La décision rendue lundi a été jugée "historique" par Atsushi Shiraki, l'un des avocats représentant les plaignants, qui y voit le premier cas où un tribunal japonais reconnaît les fautes de la Corée du Nord.
Dans une plainte déposée en 2018, quatre de ces victimes expliquaient avoir été privées de leurs droits fondamentaux et même du minimum vital dans le cadre de ce programme, malgré la promesse d'une éducation et de soins médicaux gratuits.
"Je ne sais pas quoi dire. Je suis submergée par l'émotion", a réagi Eiko Kawasaki, l'une des plaignantes, aujourd'hui âgée de 83 ans. Elle était arrivée en Corée du Nord à l'âge de 17 ans, en 1960, et ce n'est qu'en 2003 qu'elle s'était enfuie.

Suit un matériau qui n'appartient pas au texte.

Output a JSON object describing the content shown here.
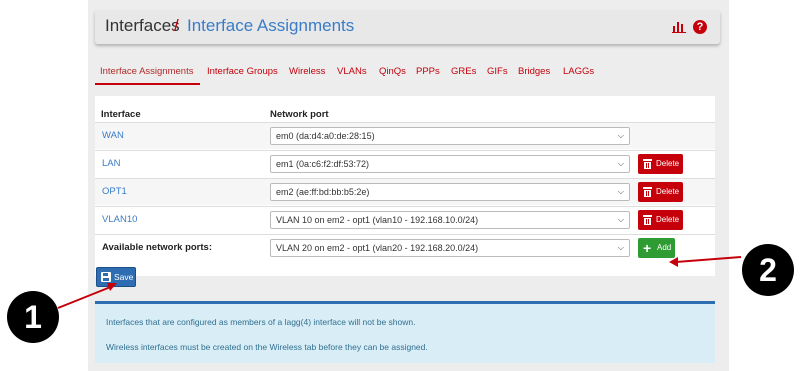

Dans le cadre de ce programme, les personnes soupçonnées de déloyauté envers Pyongyang "étaient passibles de sanctions sévères, notamment l'emprisonnement avec travaux forcés ou en tant que prisonniers politiques", selon l'ONG Human Rights Watch.

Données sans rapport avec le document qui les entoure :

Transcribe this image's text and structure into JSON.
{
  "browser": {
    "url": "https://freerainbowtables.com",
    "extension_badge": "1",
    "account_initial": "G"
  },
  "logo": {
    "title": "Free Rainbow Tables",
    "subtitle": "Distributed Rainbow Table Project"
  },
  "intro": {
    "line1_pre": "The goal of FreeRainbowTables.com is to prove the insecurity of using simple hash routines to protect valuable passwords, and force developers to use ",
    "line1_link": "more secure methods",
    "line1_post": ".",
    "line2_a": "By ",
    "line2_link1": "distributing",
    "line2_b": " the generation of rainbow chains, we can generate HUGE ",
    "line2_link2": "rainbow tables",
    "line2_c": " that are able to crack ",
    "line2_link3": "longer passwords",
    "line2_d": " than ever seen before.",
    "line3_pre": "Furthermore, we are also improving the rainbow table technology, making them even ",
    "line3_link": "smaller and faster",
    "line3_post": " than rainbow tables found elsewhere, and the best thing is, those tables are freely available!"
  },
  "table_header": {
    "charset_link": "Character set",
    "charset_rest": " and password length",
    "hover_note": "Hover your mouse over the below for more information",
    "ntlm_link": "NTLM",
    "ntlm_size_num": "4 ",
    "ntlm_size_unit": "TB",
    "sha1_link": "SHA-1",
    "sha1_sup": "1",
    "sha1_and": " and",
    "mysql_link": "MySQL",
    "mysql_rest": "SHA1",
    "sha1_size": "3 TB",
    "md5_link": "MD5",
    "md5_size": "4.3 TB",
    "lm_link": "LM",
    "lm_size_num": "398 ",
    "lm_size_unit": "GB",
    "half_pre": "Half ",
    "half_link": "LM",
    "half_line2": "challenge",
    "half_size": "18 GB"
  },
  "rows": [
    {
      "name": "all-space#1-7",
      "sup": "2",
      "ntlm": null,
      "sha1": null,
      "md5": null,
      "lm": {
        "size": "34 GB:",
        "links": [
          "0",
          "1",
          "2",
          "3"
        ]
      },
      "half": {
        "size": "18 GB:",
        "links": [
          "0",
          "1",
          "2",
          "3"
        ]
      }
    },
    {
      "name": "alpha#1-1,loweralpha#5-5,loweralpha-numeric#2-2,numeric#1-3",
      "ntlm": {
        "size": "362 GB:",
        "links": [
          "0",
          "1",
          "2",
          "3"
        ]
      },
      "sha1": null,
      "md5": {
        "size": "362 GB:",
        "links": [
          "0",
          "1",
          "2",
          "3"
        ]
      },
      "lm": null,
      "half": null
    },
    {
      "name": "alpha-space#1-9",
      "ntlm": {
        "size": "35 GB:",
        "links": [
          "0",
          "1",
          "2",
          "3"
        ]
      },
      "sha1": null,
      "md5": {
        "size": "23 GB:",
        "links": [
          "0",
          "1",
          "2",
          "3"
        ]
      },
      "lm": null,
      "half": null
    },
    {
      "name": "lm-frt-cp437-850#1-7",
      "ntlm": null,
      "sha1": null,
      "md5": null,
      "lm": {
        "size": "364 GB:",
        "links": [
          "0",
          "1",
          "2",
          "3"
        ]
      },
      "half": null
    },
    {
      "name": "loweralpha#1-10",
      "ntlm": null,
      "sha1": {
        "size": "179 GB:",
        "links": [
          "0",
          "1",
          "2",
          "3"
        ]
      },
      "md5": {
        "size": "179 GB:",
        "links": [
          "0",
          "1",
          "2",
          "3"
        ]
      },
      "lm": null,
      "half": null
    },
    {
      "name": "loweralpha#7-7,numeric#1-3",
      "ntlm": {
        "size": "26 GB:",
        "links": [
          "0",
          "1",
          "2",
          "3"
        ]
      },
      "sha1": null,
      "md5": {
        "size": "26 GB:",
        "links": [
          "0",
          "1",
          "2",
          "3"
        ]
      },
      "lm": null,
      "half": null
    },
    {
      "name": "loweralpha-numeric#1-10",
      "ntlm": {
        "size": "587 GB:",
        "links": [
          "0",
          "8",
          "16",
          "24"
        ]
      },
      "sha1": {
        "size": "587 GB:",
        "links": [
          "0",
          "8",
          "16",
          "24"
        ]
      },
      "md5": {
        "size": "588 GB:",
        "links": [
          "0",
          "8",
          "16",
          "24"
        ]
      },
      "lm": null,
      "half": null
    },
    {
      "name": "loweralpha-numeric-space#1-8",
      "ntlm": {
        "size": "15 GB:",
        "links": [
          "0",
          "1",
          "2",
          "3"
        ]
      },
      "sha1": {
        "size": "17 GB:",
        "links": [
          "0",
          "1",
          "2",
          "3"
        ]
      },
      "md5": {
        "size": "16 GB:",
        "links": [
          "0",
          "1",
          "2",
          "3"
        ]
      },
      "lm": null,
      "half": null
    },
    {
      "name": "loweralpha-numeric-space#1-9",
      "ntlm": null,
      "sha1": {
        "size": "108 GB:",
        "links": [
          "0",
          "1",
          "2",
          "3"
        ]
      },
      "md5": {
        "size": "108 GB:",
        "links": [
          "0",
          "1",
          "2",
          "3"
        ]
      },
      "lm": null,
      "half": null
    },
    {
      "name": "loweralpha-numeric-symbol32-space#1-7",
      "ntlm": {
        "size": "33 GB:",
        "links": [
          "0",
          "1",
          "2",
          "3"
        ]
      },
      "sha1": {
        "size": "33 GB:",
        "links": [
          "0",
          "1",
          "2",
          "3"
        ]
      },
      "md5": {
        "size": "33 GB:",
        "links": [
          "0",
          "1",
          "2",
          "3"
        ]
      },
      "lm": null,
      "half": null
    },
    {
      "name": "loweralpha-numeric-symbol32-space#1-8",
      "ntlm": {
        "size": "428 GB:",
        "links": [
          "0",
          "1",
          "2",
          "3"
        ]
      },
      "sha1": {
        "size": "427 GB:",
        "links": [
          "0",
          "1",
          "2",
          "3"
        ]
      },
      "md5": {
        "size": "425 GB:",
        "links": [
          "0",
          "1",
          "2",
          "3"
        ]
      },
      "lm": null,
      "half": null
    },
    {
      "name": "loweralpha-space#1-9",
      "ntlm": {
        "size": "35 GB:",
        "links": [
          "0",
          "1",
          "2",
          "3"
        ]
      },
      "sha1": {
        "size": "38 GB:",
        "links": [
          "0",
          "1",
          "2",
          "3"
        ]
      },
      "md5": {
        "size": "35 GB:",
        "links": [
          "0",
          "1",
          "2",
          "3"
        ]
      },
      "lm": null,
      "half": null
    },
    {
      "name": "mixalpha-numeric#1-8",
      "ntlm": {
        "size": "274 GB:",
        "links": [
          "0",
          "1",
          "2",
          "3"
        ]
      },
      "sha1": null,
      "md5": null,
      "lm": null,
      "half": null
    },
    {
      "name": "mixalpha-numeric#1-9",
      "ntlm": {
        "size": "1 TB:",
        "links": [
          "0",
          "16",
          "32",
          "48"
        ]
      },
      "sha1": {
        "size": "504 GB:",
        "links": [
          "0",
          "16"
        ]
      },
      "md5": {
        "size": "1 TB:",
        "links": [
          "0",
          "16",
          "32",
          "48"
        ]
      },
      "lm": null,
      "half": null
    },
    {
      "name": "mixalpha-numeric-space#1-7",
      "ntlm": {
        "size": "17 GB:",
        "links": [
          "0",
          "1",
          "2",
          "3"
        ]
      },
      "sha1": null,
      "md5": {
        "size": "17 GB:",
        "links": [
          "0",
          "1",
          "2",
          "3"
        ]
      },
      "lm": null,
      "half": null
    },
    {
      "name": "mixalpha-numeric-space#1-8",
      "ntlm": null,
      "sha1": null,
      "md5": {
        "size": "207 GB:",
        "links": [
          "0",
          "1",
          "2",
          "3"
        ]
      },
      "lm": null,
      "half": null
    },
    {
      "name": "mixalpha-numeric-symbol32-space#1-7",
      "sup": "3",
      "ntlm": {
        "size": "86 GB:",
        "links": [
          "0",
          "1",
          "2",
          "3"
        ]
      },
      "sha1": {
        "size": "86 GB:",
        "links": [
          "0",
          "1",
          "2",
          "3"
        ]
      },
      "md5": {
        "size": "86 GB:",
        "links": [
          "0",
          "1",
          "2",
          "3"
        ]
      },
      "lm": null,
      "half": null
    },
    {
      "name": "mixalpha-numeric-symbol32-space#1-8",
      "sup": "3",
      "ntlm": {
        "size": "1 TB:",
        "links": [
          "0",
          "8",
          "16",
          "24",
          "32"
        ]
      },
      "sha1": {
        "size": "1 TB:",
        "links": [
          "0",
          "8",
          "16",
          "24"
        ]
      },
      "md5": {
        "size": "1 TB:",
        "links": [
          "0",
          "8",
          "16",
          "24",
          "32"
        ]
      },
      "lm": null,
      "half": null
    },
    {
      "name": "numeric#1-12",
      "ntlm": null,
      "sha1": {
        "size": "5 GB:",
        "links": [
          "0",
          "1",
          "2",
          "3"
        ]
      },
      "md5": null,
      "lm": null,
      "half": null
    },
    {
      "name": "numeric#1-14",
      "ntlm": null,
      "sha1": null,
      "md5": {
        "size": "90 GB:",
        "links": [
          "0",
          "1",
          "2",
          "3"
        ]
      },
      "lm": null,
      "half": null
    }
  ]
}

Mme Kawasaki reconnaît qu'il sera pratiquement impossible que la Corée du Nord accepte de verser les 88 millions de yens de dommages et intérêts.

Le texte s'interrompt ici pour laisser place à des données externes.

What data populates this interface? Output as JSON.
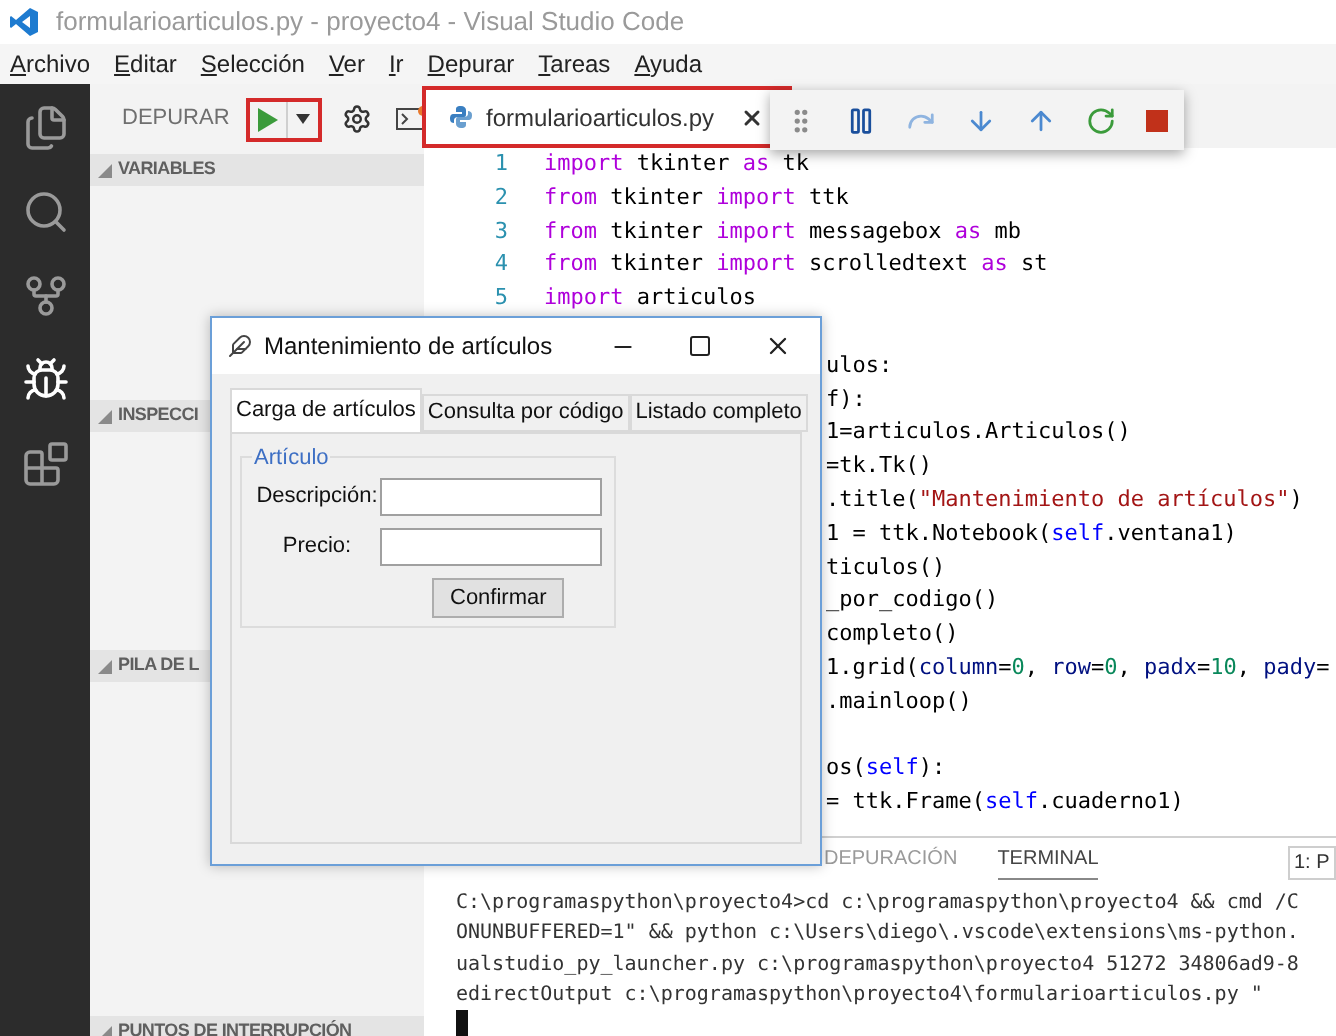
{
  "window": {
    "title": "formularioarticulos.py - proyecto4 - Visual Studio Code"
  },
  "menu": [
    {
      "label": "Archivo"
    },
    {
      "label": "Editar"
    },
    {
      "label": "Selección"
    },
    {
      "label": "Ver"
    },
    {
      "label": "Ir"
    },
    {
      "label": "Depurar"
    },
    {
      "label": "Tareas"
    },
    {
      "label": "Ayuda"
    }
  ],
  "activity_bar": [
    {
      "kind": "files",
      "selected": false
    },
    {
      "kind": "search",
      "selected": false
    },
    {
      "kind": "git",
      "selected": false
    },
    {
      "kind": "debug",
      "selected": true
    },
    {
      "kind": "extensions",
      "selected": false
    }
  ],
  "sidebar": {
    "title": "DEPURAR",
    "sections": [
      {
        "label": "VARIABLES",
        "expanded": true
      },
      {
        "label": "INSPECCI",
        "expanded": true
      },
      {
        "label": "PILA DE L",
        "expanded": true
      },
      {
        "label": "PUNTOS DE INTERRUPCIÓN",
        "expanded": true
      }
    ]
  },
  "editor": {
    "tabs": [
      {
        "label": "formularioarticulos.py",
        "selected": true
      }
    ],
    "debug_toolbar": [
      {
        "kind": "grip"
      },
      {
        "kind": "pause"
      },
      {
        "kind": "step-over"
      },
      {
        "kind": "step-into"
      },
      {
        "kind": "step-out"
      },
      {
        "kind": "restart"
      },
      {
        "kind": "stop"
      }
    ],
    "lines": [
      {
        "kind": "full",
        "number": "1",
        "segments": [
          {
            "kind": "keyword",
            "text": "import"
          },
          {
            "kind": "plain",
            "text": " tkinter "
          },
          {
            "kind": "keyword",
            "text": "as"
          },
          {
            "kind": "plain",
            "text": " tk"
          }
        ]
      },
      {
        "kind": "full",
        "number": "2",
        "segments": [
          {
            "kind": "keyword",
            "text": "from"
          },
          {
            "kind": "plain",
            "text": " tkinter "
          },
          {
            "kind": "keyword",
            "text": "import"
          },
          {
            "kind": "plain",
            "text": " ttk"
          }
        ]
      },
      {
        "kind": "full",
        "number": "3",
        "segments": [
          {
            "kind": "keyword",
            "text": "from"
          },
          {
            "kind": "plain",
            "text": " tkinter "
          },
          {
            "kind": "keyword",
            "text": "import"
          },
          {
            "kind": "plain",
            "text": " messagebox "
          },
          {
            "kind": "keyword",
            "text": "as"
          },
          {
            "kind": "plain",
            "text": " mb"
          }
        ]
      },
      {
        "kind": "full",
        "number": "4",
        "segments": [
          {
            "kind": "keyword",
            "text": "from"
          },
          {
            "kind": "plain",
            "text": " tkinter "
          },
          {
            "kind": "keyword",
            "text": "import"
          },
          {
            "kind": "plain",
            "text": " scrolledtext "
          },
          {
            "kind": "keyword",
            "text": "as"
          },
          {
            "kind": "plain",
            "text": " st"
          }
        ]
      },
      {
        "kind": "full",
        "number": "5",
        "segments": [
          {
            "kind": "keyword",
            "text": "import"
          },
          {
            "kind": "plain",
            "text": " articulos"
          }
        ]
      },
      {
        "kind": "blank"
      },
      {
        "kind": "partial",
        "segments": [
          {
            "kind": "plain",
            "text": "ulos:"
          }
        ]
      },
      {
        "kind": "partial",
        "segments": [
          {
            "kind": "plain",
            "text": "f):"
          }
        ]
      },
      {
        "kind": "partial",
        "segments": [
          {
            "kind": "plain",
            "text": "1=articulos.Articulos()"
          }
        ]
      },
      {
        "kind": "partial",
        "segments": [
          {
            "kind": "plain",
            "text": "=tk.Tk()"
          }
        ]
      },
      {
        "kind": "partial",
        "segments": [
          {
            "kind": "plain",
            "text": ".title("
          },
          {
            "kind": "string",
            "text": "\"Mantenimiento de artículos\""
          },
          {
            "kind": "plain",
            "text": ")"
          }
        ]
      },
      {
        "kind": "partial",
        "segments": [
          {
            "kind": "plain",
            "text": "1 = ttk.Notebook("
          },
          {
            "kind": "self",
            "text": "self"
          },
          {
            "kind": "plain",
            "text": ".ventana1)"
          }
        ]
      },
      {
        "kind": "partial",
        "segments": [
          {
            "kind": "plain",
            "text": "ticulos()"
          }
        ]
      },
      {
        "kind": "partial",
        "segments": [
          {
            "kind": "plain",
            "text": "_por_codigo()"
          }
        ]
      },
      {
        "kind": "partial",
        "segments": [
          {
            "kind": "plain",
            "text": "completo()"
          }
        ]
      },
      {
        "kind": "partial",
        "segments": [
          {
            "kind": "plain",
            "text": "1.grid("
          },
          {
            "kind": "param",
            "text": "column"
          },
          {
            "kind": "plain",
            "text": "="
          },
          {
            "kind": "number",
            "text": "0"
          },
          {
            "kind": "plain",
            "text": ", "
          },
          {
            "kind": "param",
            "text": "row"
          },
          {
            "kind": "plain",
            "text": "="
          },
          {
            "kind": "number",
            "text": "0"
          },
          {
            "kind": "plain",
            "text": ", "
          },
          {
            "kind": "param",
            "text": "padx"
          },
          {
            "kind": "plain",
            "text": "="
          },
          {
            "kind": "number",
            "text": "10"
          },
          {
            "kind": "plain",
            "text": ", "
          },
          {
            "kind": "param",
            "text": "pady"
          },
          {
            "kind": "plain",
            "text": "="
          }
        ]
      },
      {
        "kind": "partial",
        "segments": [
          {
            "kind": "plain",
            "text": ".mainloop()"
          }
        ]
      },
      {
        "kind": "blank"
      },
      {
        "kind": "partial",
        "segments": [
          {
            "kind": "plain",
            "text": "os("
          },
          {
            "kind": "self",
            "text": "self"
          },
          {
            "kind": "plain",
            "text": "):"
          }
        ]
      },
      {
        "kind": "partial",
        "segments": [
          {
            "kind": "plain",
            "text": "= ttk.Frame("
          },
          {
            "kind": "self",
            "text": "self"
          },
          {
            "kind": "plain",
            "text": ".cuaderno1)"
          }
        ]
      }
    ]
  },
  "panel": {
    "tabs": [
      {
        "label": "DEPURACIÓN",
        "selected": false
      },
      {
        "label": "TERMINAL",
        "selected": true
      }
    ],
    "terminal_select": "1: P",
    "terminal_lines": [
      "C:\\programaspython\\proyecto4>cd c:\\programaspython\\proyecto4 && cmd /C",
      "ONUNBUFFERED=1\" && python c:\\Users\\diego\\.vscode\\extensions\\ms-python.",
      "ualstudio_py_launcher.py c:\\programaspython\\proyecto4 51272 34806ad9-8",
      "edirectOutput c:\\programaspython\\proyecto4\\formularioarticulos.py \""
    ]
  },
  "dialog": {
    "title": "Mantenimiento de artículos",
    "tabs": [
      {
        "label": "Carga de artículos",
        "selected": true
      },
      {
        "label": "Consulta por código",
        "selected": false
      },
      {
        "label": "Listado completo",
        "selected": false
      }
    ],
    "group": "Artículo",
    "fields": [
      {
        "label": "Descripción:"
      },
      {
        "label": "Precio:"
      }
    ],
    "button": "Confirmar"
  }
}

Mais Kenji Fukuda, avocat principal dans cette affaire, a déclaré que l'option la plus réaliste consistait à confisquer certains actifs et biens nord-coréens se trouvant actuellement au Japon.
Ce programme de "réinstallation" était soutenu par le gouvernement japonais de l'époque, les médias le présentant comme une campagne humanitaire en faveur des "Zainichi" qui peinaient à s'intégrer dans l'archipel, après la capitulation du Japon à la fin de la Seconde Guerre mondiale.